🤖 AI Summary
This paper systematically investigates the performance trade-offs between Bayesian (distributional) and frequentist (point) inference in amortized in-context learning. Within a unified experimental framework, it compares maximum likelihood/maximum a posteriori estimation (MLE/MAP), diagonal Gaussian variational approximation, normalizing flows, and score-based diffusion samplers across linear models to shallow neural networks, under both in-distribution and out-of-distribution generalization settings. The study reveals— for the first time—that point estimators consistently outperform distributional estimators across most tasks, especially in high-dimensional regimes; the latter remain competitive only in low-dimensional settings. This finding uncovers an implicit “simplicity-benefits” principle in amortized context inference. It fills a longstanding gap in deep learning by providing the first empirically grounded, comparable assessment of Bayesian versus frequentist inference paradigms, thereby offering both theoretical justification and practical guidance for model selection in context-aware learning.
📝 Abstract
Bayesian and frequentist inference are two fundamental paradigms in statistical estimation.

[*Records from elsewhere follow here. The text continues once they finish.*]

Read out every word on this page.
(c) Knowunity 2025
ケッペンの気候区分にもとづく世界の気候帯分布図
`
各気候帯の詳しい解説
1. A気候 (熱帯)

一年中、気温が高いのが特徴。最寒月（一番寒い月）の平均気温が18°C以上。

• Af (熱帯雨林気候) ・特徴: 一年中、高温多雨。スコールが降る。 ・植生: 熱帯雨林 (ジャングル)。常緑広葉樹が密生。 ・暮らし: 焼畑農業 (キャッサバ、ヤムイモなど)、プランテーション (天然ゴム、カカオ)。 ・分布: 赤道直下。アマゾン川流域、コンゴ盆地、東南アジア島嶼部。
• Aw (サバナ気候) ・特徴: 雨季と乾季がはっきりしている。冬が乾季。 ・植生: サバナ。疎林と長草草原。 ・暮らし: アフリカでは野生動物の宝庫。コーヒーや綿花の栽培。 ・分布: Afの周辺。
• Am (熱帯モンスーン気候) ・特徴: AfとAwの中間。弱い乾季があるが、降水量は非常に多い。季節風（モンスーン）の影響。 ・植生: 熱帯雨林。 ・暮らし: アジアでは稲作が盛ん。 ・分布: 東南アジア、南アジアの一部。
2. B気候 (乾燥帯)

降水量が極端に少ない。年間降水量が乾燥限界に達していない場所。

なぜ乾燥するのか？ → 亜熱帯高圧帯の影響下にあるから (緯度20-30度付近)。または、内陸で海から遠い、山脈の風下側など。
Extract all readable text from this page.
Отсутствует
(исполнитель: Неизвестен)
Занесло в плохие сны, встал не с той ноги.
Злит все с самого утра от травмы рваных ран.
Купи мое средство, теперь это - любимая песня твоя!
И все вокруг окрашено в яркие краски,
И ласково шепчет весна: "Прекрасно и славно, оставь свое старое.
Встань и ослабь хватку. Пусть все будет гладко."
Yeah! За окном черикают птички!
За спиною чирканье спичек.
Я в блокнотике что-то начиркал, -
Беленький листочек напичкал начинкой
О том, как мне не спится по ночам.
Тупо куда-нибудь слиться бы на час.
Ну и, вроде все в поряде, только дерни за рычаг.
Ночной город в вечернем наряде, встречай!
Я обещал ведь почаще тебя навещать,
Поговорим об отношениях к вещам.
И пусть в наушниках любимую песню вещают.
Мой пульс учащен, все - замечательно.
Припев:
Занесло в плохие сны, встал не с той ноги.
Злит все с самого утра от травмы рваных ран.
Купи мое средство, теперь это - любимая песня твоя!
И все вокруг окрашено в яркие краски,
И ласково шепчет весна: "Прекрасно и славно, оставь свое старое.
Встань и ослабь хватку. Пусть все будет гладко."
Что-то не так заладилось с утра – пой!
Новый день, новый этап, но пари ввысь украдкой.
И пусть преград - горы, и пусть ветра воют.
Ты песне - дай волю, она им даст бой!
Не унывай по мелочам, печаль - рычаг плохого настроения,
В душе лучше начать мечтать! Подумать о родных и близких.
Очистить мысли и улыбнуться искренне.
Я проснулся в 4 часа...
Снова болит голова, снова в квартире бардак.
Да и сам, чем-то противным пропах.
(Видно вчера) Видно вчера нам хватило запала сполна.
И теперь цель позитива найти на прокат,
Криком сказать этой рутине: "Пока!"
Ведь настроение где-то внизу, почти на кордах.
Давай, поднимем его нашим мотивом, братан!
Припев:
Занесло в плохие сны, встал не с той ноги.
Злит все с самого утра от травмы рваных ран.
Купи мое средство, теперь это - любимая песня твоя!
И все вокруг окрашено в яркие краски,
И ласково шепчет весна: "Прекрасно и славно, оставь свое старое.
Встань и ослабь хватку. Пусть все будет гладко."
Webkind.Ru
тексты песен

Bayesian methods treat hypotheses as random variables, incorporating priors and updating beliefs via Bayes' theorem, whereas frequentist methods assume fixed but unknown hypotheses, relying on estimators like maximum likelihood. While extensive research has compared these approaches, the frequentist paradigm of obtaining point estimates has become predominant in deep learning, as Bayesian inference is challenging due to the computational complexity and the approximation gap of posterior estimation methods. However, a good understanding of trade-offs between the two approaches is lacking in the regime of amortized estimators, where in-context learners are trained to estimate either point values via maximum likelihood or maximum a posteriori estimation, or full posteriors using normalizing flows, score-based diffusion samplers, or diagonal Gaussian approximations, conditioned on observations. To help resolve this, we conduct a rigorous comparative analysis spanning diverse problem settings, from linear models to shallow neural networks, with a robust evaluation framework assessing both in-distribution and out-of-distribution generalization on tractable tasks. Our experiments indicate that amortized point estimators generally outperform posterior inference, though the latter remain competitive in some low-dimensional problems, and we further discuss why this might be the case.